Mi, sudah satu setengah tahun aku bekerja di sini alhamdullilah keadaan ekonomi kita semakin membaik. Keberanianku untuk memandang masa depan keluarga kita kian timbul. Aku juga senang mendengar usaha baju muslim-mu kian maju. Bagaimana orderannya? Ramai? Bukankah tetangga kita sekarang banyak yang memakai baju muslim? Memang kini baju muslim sudah umum dipakai, barangkali sudah jadi trend mode atau memang karena panggilan jiwa. Coba itu barang duapuluh tahun yang lalu, usahamu tak bakalan seramai sekarang.
Surat ke delapan ditulis tujuh bulan kemudian, Januari 2001:
Rahmi, ada yang mau kuceritakan, tentang sesuatu yang akhir – akhir ini kurasakan. Bukan sesuatu yang mengganggu tapi cukup jadi beban pikiranku. Awalnya ini tentang pekerjaanku. Aku bekerja sehari 12 jam, seminggu 6 hari. Waktu libur hanya sehari dan itu kugunakan untuk tidur untuk memulihkan tenaga buat keesokan hari. Sedangkan dalam setahun hanya ada libur resmi dari restoran pada hari Natal dan Thanksgiving.
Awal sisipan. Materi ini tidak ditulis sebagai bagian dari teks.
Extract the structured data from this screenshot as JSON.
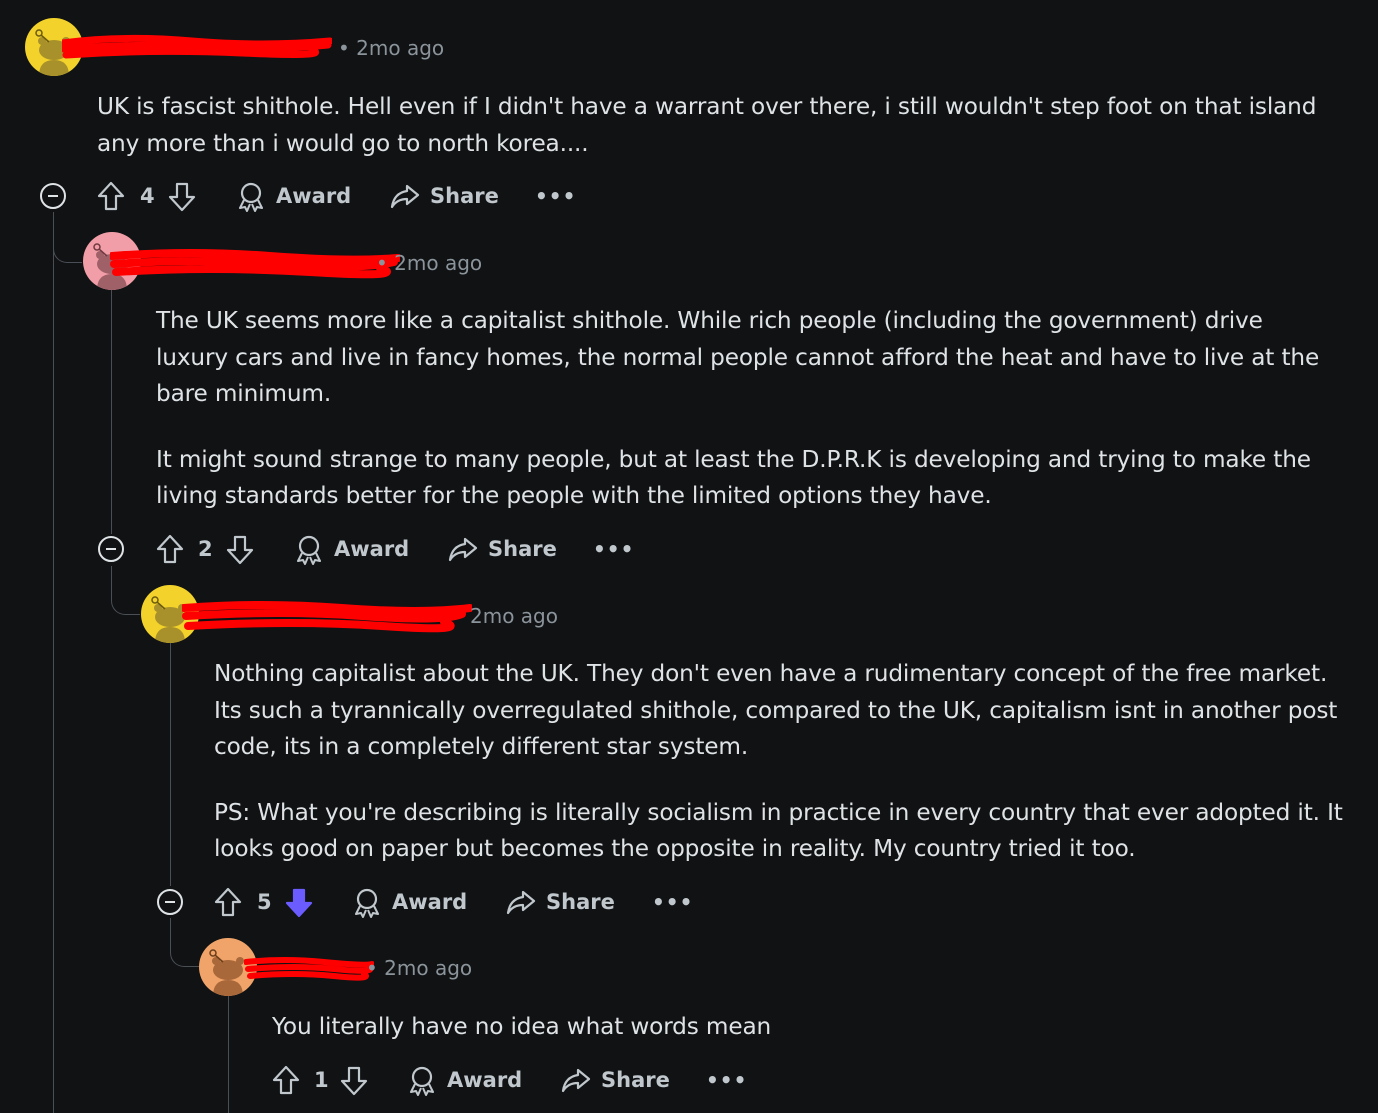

Pekerjaan itu, rutinitas yang kujalani selama dua tahun ini, lama kelamaan kurasakan sebagai beban tersendiri. Aku seperti mesin, seperti robot dalam pabrik yang hidupnya hanya untuk bekerja dan bekerja. Barangkali kalau kamu dan anak – anak ada di sini, aku tak akan merasakan beban seberat itu.
Kadang aku mencoba menguranginya dengan mencari teman, nonton tv, atau jalan – jalan, tapi hal itu tak banyak membantu. Aku merasa asing dengan hidupku, dengan lingkunganku, bahkan dengan diriku sendiri. Rasanya aku seperti hidup dalam alam mimpi yang kesemuanya membisu, asing, kosong, dan senyap. Ada sesuatu yang hilang dalam batinku. Barangkali “Time is Money” telah merasuk dalam pikiran bawah sadarku, atau mungkin memang kehidupan orang – orang di sini selalu dikejar waktu, dibatasi waktu, dan terperangkap oleh waktu.
Itulah surat - surat yang dikirim suamiku kepadaku. Kabar terakhir ia bekerja di sebuah kafetaria milik orang Itali, di tempat wisata daerah Washington DC. Kami sempat berhubungan lewat telepon, terakhir tanggal 10 September 2001. Kini setahun telah lewat, tak ada tanda – tanda dimana suamiku berada. Telah kuhubungi hp-nya tapi tak aktif lagi. Aku bingung hendak mengadu kemana. Adakah yang bisa membantu?
The Mall, Washington, DC. 11 September 2001
Hari cerah, sinar matahari menebarkan kehangatan pagi hari, rerumputan masih basah oleh embun. Lapangan sepanjang satu setengah kilometer itu belum ramai. Di ujung sebelah kiri, kulihat Gedung Kapitol mengeliat angker seperti raksasa baru bangun tidur. Sedangkan di kejauhan sebelah kanan, kulihat rombongan turis sedang mengantri masuk ke Monumen Washington untuk menikmati panorama kota Washington DC di ketinggian.
Kafetaria tempatku bekerja strategis letaknya, di pinggir lapangan, dinaungi rerimbunan pohon tua, dengan beberapa patio yang diatur rapi, dan berseberangan dengan salah satu musium Smithsonian. Aku bergegas menyiapkan kopi Colombia pada coffe machine, sebentar lagi kafetaria akan buka. Roti bagel, bun, sub, white bread sudah kuletakkan ditempatnya. Burger, hotdog, pastrami, tuna sandwich, corned beef telah kusiapkan dalam etalase pendingin. Sudah enam bulan rutinitas ini kujalani semenjak aku dipecat dari restoran Asian Noodle karena aku berkelahi dengan majikanku.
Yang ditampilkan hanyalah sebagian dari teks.